The Faith and Life Commission of Mosaic Conference provides space for pastors and credentialed leaders to build ties of friendship and support between each other. We convene quarterly in order to discuss scripture and to hear stories of how we might interpret and apply those scriptures. We also pray for each other and our congregations in light of our reflections. We seek to develop relationships of mutual trust and accountability, deepening our convictions and the involvement we have in the congregations we lead.
Over the course of this past year, we have taken a look at the theme of local mission, breaking it down into several sub-themes: sexuality and gender (February 2020), national and political identities (May 2020), socio-economic status (August 2020), and pastoral identity (November 2020).
This February, we gathered virtually to discuss how local mission relates to our cultural identity and to our positions within our communities. We also examined how our identities might make things more challenging for us to minister effectively there.
Through Zoom, we broke into groups of 4-5 people and reflected upon John 4:4-26 in light of that topic. Given Jesus’s encounter with the Samaritan woman at the well, we asked ourselves the following questions:
- How did Jesus’s communal, cultural, and religious identity as a Jew impact his ability to engage with this woman?
- How might that interaction have been different had they discussed things outside of a Jewish town, instead of a Samaritan town?
- How can sense of place and identity found in our own ministry contexts bring about unique challenges and opportunities in our attempts at missional involvement?
- How might we better equip people in our ministry contexts to become more aware of the challenges and opportunities presented by our cultural identities and positions within our communities?

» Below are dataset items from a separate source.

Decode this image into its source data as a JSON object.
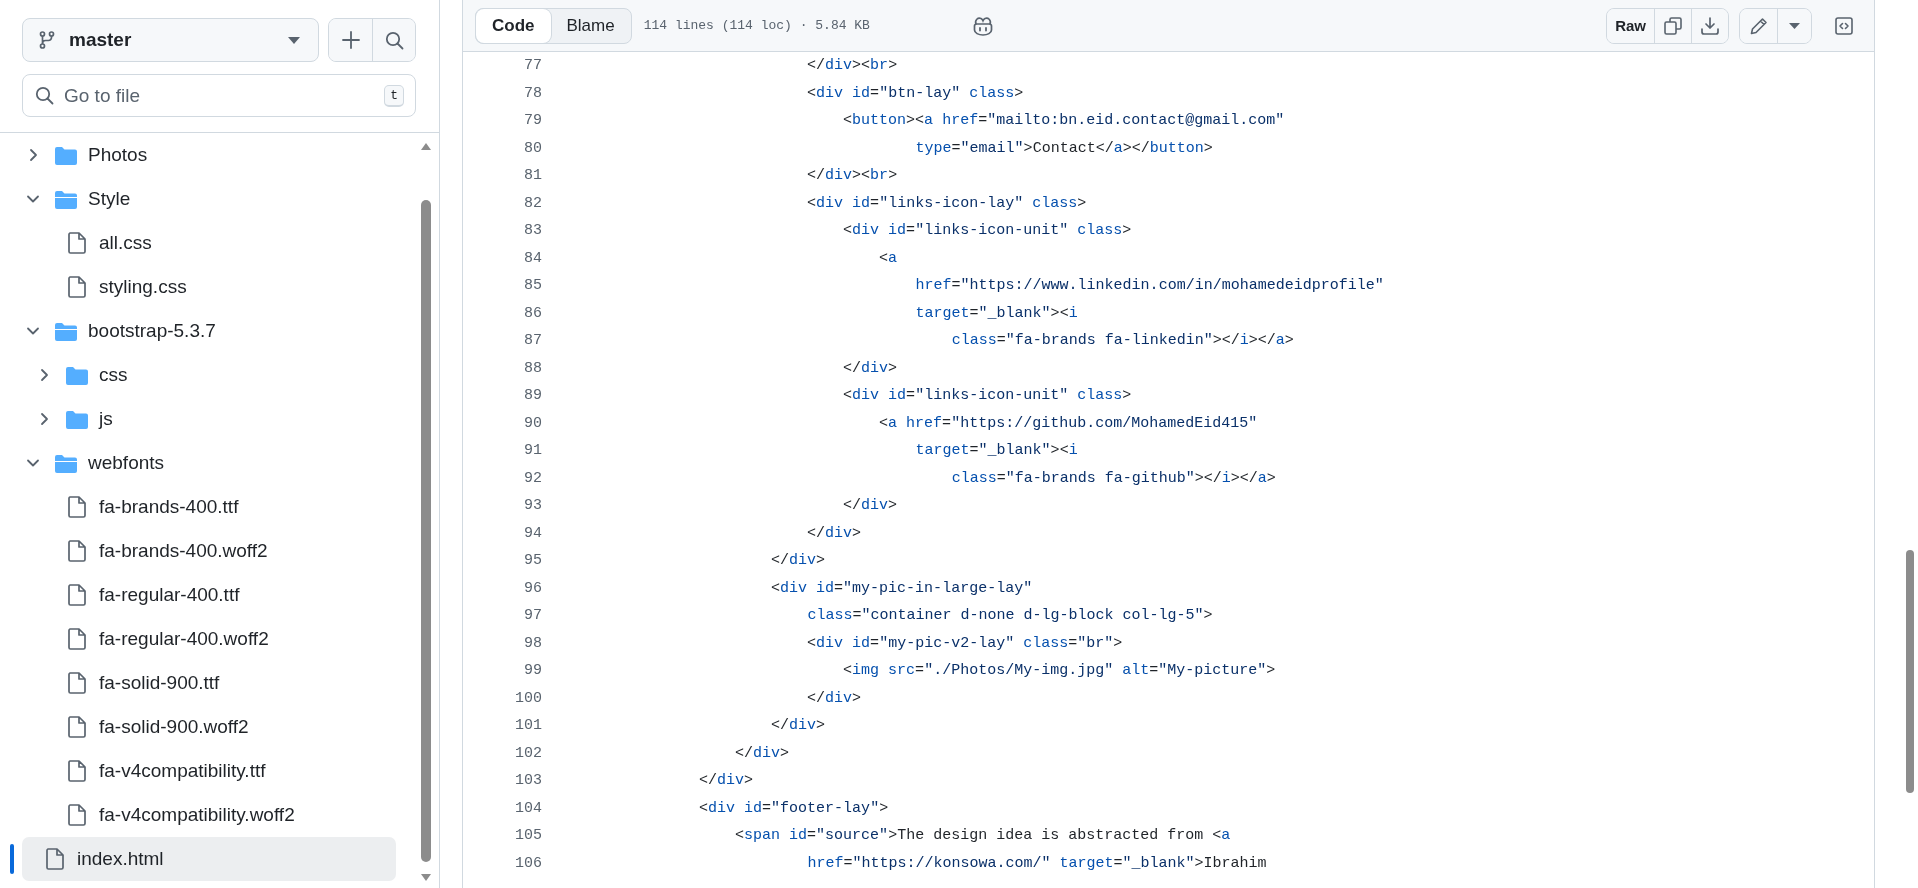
{
  "sidebar": {
    "branch": {
      "name": "master"
    },
    "go_to_file": {
      "placeholder": "Go to file",
      "shortcut": "t"
    },
    "tree": [
      {
        "kind": "folder",
        "label": "Photos",
        "expanded": false,
        "selected": false
      },
      {
        "kind": "folder",
        "label": "Style",
        "expanded": true,
        "selected": false,
        "children": [
          {
            "kind": "file",
            "label": "all.css",
            "selected": false
          },
          {
            "kind": "file",
            "label": "styling.css",
            "selected": false
          }
        ]
      },
      {
        "kind": "folder",
        "label": "bootstrap-5.3.7",
        "expanded": true,
        "selected": false,
        "children": [
          {
            "kind": "folder",
            "label": "css",
            "expanded": false,
            "selected": false
          },
          {
            "kind": "folder",
            "label": "js",
            "expanded": false,
            "selected": false
          }
        ]
      },
      {
        "kind": "folder",
        "label": "webfonts",
        "expanded": true,
        "selected": false,
        "children": [
          {
            "kind": "file",
            "label": "fa-brands-400.ttf",
            "selected": false
          },
          {
            "kind": "file",
            "label": "fa-brands-400.woff2",
            "selected": false
          },
          {
            "kind": "file",
            "label": "fa-regular-400.ttf",
            "selected": false
          },
          {
            "kind": "file",
            "label": "fa-regular-400.woff2",
            "selected": false
          },
          {
            "kind": "file",
            "label": "fa-solid-900.ttf",
            "selected": false
          },
          {
            "kind": "file",
            "label": "fa-solid-900.woff2",
            "selected": false
          },
          {
            "kind": "file",
            "label": "fa-v4compatibility.ttf",
            "selected": false
          },
          {
            "kind": "file",
            "label": "fa-v4compatibility.woff2",
            "selected": false
          }
        ]
      },
      {
        "kind": "file",
        "label": "index.html",
        "selected": true
      }
    ]
  },
  "file_header": {
    "tabs": [
      {
        "label": "Code",
        "selected": true
      },
      {
        "label": "Blame",
        "selected": false
      }
    ],
    "info": "114 lines (114 loc) · 5.84 KB",
    "raw_button": "Raw"
  },
  "code": {
    "lines": [
      {
        "number": "77",
        "text": "                        </div><br>"
      },
      {
        "number": "78",
        "text": "                        <div id=\"btn-lay\" class>"
      },
      {
        "number": "79",
        "text": "                            <button><a href=\"mailto:bn.eid.contact@gmail.com\""
      },
      {
        "number": "80",
        "text": "                                    type=\"email\">Contact</a></button>"
      },
      {
        "number": "81",
        "text": "                        </div><br>"
      },
      {
        "number": "82",
        "text": "                        <div id=\"links-icon-lay\" class>"
      },
      {
        "number": "83",
        "text": "                            <div id=\"links-icon-unit\" class>"
      },
      {
        "number": "84",
        "text": "                                <a"
      },
      {
        "number": "85",
        "text": "                                    href=\"https://www.linkedin.com/in/mohamedeidprofile\""
      },
      {
        "number": "86",
        "text": "                                    target=\"_blank\"><i"
      },
      {
        "number": "87",
        "text": "                                        class=\"fa-brands fa-linkedin\"></i></a>"
      },
      {
        "number": "88",
        "text": "                            </div>"
      },
      {
        "number": "89",
        "text": "                            <div id=\"links-icon-unit\" class>"
      },
      {
        "number": "90",
        "text": "                                <a href=\"https://github.com/MohamedEid415\""
      },
      {
        "number": "91",
        "text": "                                    target=\"_blank\"><i"
      },
      {
        "number": "92",
        "text": "                                        class=\"fa-brands fa-github\"></i></a>"
      },
      {
        "number": "93",
        "text": "                            </div>"
      },
      {
        "number": "94",
        "text": "                        </div>"
      },
      {
        "number": "95",
        "text": "                    </div>"
      },
      {
        "number": "96",
        "text": "                    <div id=\"my-pic-in-large-lay\""
      },
      {
        "number": "97",
        "text": "                        class=\"container d-none d-lg-block col-lg-5\">"
      },
      {
        "number": "98",
        "text": "                        <div id=\"my-pic-v2-lay\" class=\"br\">"
      },
      {
        "number": "99",
        "text": "                            <img src=\"./Photos/My-img.jpg\" alt=\"My-picture\">"
      },
      {
        "number": "100",
        "text": "                        </div>"
      },
      {
        "number": "101",
        "text": "                    </div>"
      },
      {
        "number": "102",
        "text": "                </div>"
      },
      {
        "number": "103",
        "text": "            </div>"
      },
      {
        "number": "104",
        "text": "            <div id=\"footer-lay\">"
      },
      {
        "number": "105",
        "text": "                <span id=\"source\">The design idea is abstracted from <a"
      },
      {
        "number": "106",
        "text": "                        href=\"https://konsowa.com/\" target=\"_blank\">Ibrahim"
      }
    ]
  }
}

With these questions before us, my group recognized that our ministry sites experienced significant change over these past several decades. Many of us now find ourselves in congregations nested in suburban contexts with a lessened sense of community and an increased capacity toward mobility. Such a context has considerable impact upon how our church members now relate to each other.
We paused for a fresh look at the idea of “place” and the role it plays for our church members and their identities. Several in our group noted that they often still consider their locations as agricultural, even though the actual surroundings are increasingly suburban. Many of our church buildings are located on pieces of land that once were farms, but are now located next to shopping malls, business districts, or within suburban housing developments. Church members often no longer live near our churches, and many drive significant distances to attend church services.
Our group noted, however, that things were not so simple: not all of us minister in the same context. One in our group ministers within a retirement facility, where residents are not mobile but instead come from a variety of cultural and religious traditions.
Our group noted, however, that things were not so simple: not all of us minister in the same context.
The retirement home is very different from the more mobile, but culturally homogenous, nature of many churches. We wondered how we might better live as Anabaptists, valuing who we have become and our history, given our current contexts.
In Jesus’s encounter with the Samaritan woman and our discussion, we realized we need to rethink what it means to be church today. We closed in prayer, provocatively challenged, increasingly aware that we need God’s help with this issue and with the renewed leadership roles it places before us.